Dr. Laitman: Ask him. In the worst case scenario, if his whole life is devoted to providing for her and his children, what is football to him? Give him something on his end. I mean, an hour out of 24 hours. What does he live for? She can not take that from him.

Oren: Okay, so what can she do?

Dr. Laitman: She wants to create a connection with him; it can only be through the common thing. For her the common thing is family, home, children. For him, that is not what is common. His participation is in terms of providing the money, changing the diapers, that is his participation in this field. Now there is another field. In your field, you get what you want from me; the children and the home. Now in his field, in football, she will have to enter there.

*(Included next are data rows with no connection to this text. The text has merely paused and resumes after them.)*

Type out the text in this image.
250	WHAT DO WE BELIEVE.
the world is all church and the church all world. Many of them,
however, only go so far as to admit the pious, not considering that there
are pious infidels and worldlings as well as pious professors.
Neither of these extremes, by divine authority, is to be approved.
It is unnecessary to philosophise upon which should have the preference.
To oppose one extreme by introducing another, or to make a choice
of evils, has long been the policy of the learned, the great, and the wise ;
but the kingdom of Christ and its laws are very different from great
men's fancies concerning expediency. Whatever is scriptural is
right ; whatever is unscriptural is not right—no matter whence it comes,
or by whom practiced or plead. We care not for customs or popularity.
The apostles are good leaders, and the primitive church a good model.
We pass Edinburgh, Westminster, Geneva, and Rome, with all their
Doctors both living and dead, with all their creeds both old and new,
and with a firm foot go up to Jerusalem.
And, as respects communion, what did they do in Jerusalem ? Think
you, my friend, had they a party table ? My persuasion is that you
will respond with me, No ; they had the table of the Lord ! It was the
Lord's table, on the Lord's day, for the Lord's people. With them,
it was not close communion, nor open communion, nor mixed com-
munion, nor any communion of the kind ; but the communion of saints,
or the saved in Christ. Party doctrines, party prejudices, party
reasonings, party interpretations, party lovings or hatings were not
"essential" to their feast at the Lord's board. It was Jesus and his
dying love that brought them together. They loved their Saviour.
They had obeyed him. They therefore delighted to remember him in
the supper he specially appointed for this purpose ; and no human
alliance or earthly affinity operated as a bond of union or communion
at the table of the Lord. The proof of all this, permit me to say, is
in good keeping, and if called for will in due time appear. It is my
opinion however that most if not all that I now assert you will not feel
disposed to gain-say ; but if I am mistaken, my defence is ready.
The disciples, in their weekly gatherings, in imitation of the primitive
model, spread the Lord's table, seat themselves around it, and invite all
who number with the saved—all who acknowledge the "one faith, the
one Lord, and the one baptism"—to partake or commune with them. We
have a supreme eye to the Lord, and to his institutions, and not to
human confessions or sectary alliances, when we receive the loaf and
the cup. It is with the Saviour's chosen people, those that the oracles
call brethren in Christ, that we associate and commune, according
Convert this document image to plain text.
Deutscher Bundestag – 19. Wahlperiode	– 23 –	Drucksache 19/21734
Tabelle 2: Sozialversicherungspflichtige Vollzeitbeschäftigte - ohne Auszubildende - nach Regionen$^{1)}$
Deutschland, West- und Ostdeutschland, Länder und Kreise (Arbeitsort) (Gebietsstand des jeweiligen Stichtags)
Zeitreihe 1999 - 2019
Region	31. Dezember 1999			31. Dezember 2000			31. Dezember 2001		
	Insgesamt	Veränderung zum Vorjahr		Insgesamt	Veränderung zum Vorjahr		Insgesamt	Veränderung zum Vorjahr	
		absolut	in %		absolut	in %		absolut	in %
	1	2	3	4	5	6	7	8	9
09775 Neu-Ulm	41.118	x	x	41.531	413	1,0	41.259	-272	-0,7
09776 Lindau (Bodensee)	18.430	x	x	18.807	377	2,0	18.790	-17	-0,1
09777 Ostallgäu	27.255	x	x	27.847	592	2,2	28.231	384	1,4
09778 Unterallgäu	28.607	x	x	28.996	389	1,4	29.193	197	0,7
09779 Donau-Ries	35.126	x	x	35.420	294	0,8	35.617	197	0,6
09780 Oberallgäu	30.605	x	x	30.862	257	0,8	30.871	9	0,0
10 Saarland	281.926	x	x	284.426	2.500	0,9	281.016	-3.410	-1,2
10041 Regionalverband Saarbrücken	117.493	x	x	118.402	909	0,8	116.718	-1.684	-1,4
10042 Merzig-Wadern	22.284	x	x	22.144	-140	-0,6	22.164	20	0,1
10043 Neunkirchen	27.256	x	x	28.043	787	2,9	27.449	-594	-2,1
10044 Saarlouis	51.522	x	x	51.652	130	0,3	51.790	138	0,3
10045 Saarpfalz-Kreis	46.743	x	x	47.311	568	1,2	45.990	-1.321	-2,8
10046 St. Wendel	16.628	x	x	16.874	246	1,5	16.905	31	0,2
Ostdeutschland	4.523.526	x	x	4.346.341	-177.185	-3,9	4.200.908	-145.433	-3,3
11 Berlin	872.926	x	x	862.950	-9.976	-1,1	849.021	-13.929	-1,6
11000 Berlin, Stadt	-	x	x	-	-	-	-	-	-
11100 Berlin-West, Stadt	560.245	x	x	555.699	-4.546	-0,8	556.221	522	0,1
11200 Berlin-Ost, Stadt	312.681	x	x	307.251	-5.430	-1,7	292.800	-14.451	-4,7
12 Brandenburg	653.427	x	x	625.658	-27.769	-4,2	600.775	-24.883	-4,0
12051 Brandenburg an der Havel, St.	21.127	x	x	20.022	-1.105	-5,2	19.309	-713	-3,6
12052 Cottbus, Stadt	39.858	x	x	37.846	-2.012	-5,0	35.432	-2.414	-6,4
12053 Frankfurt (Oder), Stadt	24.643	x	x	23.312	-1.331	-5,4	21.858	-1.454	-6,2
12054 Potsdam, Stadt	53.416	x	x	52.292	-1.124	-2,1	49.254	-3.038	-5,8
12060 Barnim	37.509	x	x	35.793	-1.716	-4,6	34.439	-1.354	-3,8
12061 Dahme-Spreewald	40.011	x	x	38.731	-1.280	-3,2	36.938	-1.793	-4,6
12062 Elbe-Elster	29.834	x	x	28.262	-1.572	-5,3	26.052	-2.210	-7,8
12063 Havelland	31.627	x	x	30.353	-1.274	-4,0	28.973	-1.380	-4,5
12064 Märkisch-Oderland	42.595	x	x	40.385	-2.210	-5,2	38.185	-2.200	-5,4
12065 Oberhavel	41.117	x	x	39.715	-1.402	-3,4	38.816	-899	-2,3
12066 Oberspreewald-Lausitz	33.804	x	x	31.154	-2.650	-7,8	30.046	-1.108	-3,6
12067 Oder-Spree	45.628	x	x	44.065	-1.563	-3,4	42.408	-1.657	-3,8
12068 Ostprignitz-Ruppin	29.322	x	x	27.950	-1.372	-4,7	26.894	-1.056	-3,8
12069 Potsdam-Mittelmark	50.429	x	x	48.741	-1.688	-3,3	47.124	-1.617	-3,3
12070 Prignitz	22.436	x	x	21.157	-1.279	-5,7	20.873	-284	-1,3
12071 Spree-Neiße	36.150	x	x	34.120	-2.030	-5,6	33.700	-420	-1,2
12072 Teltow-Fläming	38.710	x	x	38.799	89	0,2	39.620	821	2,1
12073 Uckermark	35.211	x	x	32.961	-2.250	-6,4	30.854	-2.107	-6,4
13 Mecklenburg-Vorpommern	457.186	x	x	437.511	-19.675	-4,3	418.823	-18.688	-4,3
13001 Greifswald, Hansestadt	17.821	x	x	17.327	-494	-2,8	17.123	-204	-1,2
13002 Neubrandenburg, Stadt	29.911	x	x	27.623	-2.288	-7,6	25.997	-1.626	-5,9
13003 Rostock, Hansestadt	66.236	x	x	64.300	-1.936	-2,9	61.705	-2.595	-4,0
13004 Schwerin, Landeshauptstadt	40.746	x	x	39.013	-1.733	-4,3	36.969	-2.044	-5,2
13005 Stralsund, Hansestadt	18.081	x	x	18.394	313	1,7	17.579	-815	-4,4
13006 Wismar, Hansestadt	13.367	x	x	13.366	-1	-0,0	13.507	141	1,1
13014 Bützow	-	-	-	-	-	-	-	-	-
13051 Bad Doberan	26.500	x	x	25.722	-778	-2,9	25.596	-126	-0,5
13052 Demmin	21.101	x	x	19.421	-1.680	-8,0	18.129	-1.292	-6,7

Orit: So, how will he enter my life? This is gray field. I am willing to go along with this, that for the family he supplies what he supplies and that’s good. On his terms, I am willing to learn what is soccer. What about my terms, alone? This is his terms alone. What about my field alone? He watches football and I want emotion.

Dr. Laitman: Emotion is not a field. What are you interested in that he can ask you about? What is the common thing that you have? I only see home and family and football. He can not, it is not in his soul to start talking to you about your fears and anxieties of yesterday, of today. “No, no, I’m good.” “Okay talk to me.” “How do you feel today? Are you more secure or more anxious?” “And what about the fears, phobias and anxieties that you had before?” What, you want him to talk to you in this way?

Orit: Maybe.

Dr. Laitman: What is he? A psychologist?

Orit: He is my partner. He is my other half; he completes me.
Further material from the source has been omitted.